Per esprimere il mio attaccamento alla mia città, ho preferito evitare parole che sarebbero risultate inevitabilmente stereotipate e stantie e alla fin fine anche banali. Sono ricorso a delle immagini sebbene conscio che se i miei sentimenti erano grandi, non lo erano altrettanto le mie nozioni digitali.

Dovendo proprio tradurre in parole non potrei che sintetizzare con un modesto «Milano era la sua città, e lo sarebbe sempre stata», con ciò, peraltro, plagiando il grande Woody Allen.

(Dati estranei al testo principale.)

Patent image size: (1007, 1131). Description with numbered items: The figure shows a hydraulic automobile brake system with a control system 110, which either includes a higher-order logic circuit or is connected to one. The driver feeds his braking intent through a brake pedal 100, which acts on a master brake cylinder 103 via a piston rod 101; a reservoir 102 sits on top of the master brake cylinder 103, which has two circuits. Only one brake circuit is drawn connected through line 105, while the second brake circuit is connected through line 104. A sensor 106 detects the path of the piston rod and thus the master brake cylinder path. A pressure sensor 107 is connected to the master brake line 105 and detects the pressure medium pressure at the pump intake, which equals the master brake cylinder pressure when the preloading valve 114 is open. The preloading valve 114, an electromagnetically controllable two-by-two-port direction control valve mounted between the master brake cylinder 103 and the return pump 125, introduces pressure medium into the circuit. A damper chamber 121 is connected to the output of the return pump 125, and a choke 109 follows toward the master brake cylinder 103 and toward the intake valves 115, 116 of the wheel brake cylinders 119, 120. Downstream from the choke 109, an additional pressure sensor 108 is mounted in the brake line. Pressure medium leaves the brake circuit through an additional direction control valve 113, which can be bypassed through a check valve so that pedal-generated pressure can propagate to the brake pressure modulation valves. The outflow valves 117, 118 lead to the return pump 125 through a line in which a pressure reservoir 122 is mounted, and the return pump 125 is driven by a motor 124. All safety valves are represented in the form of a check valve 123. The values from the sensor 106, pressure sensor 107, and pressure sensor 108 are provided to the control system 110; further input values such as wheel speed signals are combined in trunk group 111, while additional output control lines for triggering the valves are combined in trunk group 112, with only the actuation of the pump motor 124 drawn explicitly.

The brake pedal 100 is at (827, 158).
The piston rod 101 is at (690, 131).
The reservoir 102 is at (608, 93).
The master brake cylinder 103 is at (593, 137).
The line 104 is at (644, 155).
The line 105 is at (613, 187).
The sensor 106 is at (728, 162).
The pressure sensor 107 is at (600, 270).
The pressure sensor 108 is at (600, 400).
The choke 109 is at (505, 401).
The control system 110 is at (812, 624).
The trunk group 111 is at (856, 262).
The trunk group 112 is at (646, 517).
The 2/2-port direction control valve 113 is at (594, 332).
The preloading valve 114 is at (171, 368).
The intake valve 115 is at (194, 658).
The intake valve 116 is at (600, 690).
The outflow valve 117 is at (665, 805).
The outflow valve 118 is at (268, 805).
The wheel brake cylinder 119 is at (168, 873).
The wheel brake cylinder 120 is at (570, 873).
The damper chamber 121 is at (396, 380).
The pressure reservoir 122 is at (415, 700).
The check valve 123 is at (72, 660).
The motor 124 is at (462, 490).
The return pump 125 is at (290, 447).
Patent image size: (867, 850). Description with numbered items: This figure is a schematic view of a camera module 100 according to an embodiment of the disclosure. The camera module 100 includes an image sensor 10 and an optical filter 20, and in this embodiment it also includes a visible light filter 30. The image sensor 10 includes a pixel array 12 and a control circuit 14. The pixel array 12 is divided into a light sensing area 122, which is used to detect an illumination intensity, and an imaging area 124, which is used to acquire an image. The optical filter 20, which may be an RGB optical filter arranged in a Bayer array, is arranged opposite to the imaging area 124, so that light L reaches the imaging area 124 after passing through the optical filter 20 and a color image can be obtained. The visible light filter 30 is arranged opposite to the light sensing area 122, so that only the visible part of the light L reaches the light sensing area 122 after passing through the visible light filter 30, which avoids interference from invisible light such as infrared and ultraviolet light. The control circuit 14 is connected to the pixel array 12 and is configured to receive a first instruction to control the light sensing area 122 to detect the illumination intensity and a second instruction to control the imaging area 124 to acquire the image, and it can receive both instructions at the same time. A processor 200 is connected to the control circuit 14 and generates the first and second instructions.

Incipit di «Manhattan»: «Capitolo primo. “Adorava New York. La idolatrava smisuratamente…”. No, è meglio “la mitizzava smisuratamente”, ecco. “Per lui, in qualunque stagione, questa era ancora una città che esisteva in bianco e nero e pulsava dei grandi motivi di George Gershwin…”. Ah, no, fammi cominciare da capo… Capitolo primo. “Era troppo romantico riguardo a Manhattan, come lo era riguardo a tutto il resto: trovava vigore nel febbrile andirivieni della folla e del traffico. Per lui New York significava belle donne, tipi in gamba che apparivano rotti a qualsiasi navigazione…”. Eh no, stantio, roba stantia, di gusto… insomma, dai, impegnati un po’ di più… da capo. Capitolo primo. “Adorava New York. Per lui era una metafora della decadenza della cultura contemporanea: la stessa carenza di integrità individuale che porta tanta gente a cercare facili strade stava rapidamente trasformando la città dei suoi sogni in una…”. Non sarà troppo predicatorio? Insomma, guardiamoci in faccia: io questo libro lo devo vendere. Capitolo primo. “Adorava New York, anche se per lui era una metafora della decadenza della cultura contemporanea. Com’era difficile esistere, in una società desensibilizzata dalla droga, dalla musica a tutto volume, televisione, crimine, immondizia…”. Troppo arrabbiato. Non devo essere arrabbiato. Capitolo primo. “Era duro e romantico come la città che amava. Dietro i suoi occhiali dalla montatura nera, acquattata ma pronta al balzo, la potenza sessuale di una tigre…”. No, aspetta, ci sono: “New York era la sua città, e lo sarebbe sempre stata…”.»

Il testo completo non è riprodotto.